SATURDAY, OCTOBER 20 Today an imaginary wizard became the most famous gay person on the planet. Last night at a reading in New York, a young Harry Potter fan asked author J.K. Rowling if Albus Dumbledore ever found true love. "Dumbledore is gay, actually," Rowling responded, causing the assembled dweebs to react first with shocked silence, then with cheers.

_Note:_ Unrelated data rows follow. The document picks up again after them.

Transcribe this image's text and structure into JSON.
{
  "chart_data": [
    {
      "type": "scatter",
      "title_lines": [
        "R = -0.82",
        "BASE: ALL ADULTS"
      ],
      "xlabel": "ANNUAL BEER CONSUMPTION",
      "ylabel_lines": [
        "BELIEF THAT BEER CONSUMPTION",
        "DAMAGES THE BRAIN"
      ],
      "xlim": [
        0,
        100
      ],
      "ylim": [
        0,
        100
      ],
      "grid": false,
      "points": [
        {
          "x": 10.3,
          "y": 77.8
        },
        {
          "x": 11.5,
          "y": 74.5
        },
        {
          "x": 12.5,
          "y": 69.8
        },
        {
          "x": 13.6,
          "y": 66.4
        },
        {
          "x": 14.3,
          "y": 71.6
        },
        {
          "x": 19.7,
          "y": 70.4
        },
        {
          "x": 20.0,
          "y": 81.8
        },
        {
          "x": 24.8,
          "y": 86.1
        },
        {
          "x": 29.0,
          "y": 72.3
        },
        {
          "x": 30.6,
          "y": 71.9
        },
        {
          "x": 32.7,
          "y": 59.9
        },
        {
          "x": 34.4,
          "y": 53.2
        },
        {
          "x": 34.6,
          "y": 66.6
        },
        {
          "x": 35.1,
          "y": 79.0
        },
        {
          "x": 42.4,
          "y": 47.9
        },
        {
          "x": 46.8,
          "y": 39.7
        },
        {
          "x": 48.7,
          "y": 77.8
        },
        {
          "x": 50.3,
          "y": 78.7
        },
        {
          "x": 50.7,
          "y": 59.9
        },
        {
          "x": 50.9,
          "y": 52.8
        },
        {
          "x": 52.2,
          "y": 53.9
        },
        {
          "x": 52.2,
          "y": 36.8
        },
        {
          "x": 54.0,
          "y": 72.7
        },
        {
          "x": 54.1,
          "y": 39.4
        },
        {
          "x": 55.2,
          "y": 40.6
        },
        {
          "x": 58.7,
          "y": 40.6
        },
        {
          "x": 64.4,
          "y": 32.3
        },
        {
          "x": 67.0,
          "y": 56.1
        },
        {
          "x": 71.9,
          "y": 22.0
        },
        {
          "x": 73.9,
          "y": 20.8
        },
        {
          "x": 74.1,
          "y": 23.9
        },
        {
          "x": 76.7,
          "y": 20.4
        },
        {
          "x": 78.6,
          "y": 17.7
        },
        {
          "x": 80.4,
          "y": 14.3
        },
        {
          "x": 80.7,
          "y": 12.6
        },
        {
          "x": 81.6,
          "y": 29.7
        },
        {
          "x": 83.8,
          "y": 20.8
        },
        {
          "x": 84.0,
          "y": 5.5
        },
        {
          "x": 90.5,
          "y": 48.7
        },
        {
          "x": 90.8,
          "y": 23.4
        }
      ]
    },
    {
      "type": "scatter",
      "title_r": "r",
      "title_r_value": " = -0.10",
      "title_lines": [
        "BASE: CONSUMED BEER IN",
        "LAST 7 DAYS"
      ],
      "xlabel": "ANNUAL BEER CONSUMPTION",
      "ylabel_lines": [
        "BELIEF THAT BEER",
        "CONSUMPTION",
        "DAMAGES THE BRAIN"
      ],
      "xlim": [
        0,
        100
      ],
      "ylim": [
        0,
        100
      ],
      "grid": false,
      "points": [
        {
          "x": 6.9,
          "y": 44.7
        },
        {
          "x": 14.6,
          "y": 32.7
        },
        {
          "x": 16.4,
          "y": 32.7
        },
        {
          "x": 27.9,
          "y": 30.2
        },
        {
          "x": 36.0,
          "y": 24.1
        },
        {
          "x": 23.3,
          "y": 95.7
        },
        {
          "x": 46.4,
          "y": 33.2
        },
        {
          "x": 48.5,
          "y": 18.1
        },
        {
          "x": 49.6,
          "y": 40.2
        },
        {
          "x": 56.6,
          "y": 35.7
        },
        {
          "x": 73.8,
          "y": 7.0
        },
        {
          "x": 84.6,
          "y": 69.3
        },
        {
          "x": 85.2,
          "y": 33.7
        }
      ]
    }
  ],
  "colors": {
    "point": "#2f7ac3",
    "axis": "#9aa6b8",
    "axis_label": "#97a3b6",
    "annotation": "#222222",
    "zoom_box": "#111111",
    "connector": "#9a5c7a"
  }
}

According to Rowling, the ridiculously named Dumbledore was in love with an even more ridiculously named wizard, Gellert Grindelwald—and when Grindelwald turned evil, Dumbledore was "horribly, terribly let down." Huh. How about that. Well, anyway—live it up, you sad, lonely writers of erotic Harry Potter fan fiction! Today is your day to straighten your inch-thick glasses, wipe the drool from your "I've Got Wood for Luna Lovegood" t-shirts, and proudly proclaim, "I told you so!" Yes, pervy dweebs—today is your day! Your only day. Ever. Enjoy it! (Wedgies will resume tomorrow, promptly at 8 am.)
SUNDAY, OCTOBER 21 Today Britney Spears regained visitation rights to her children. With all natural laws of logic and decency so brazenly and bewilderingly defied, the universe promptly exploded.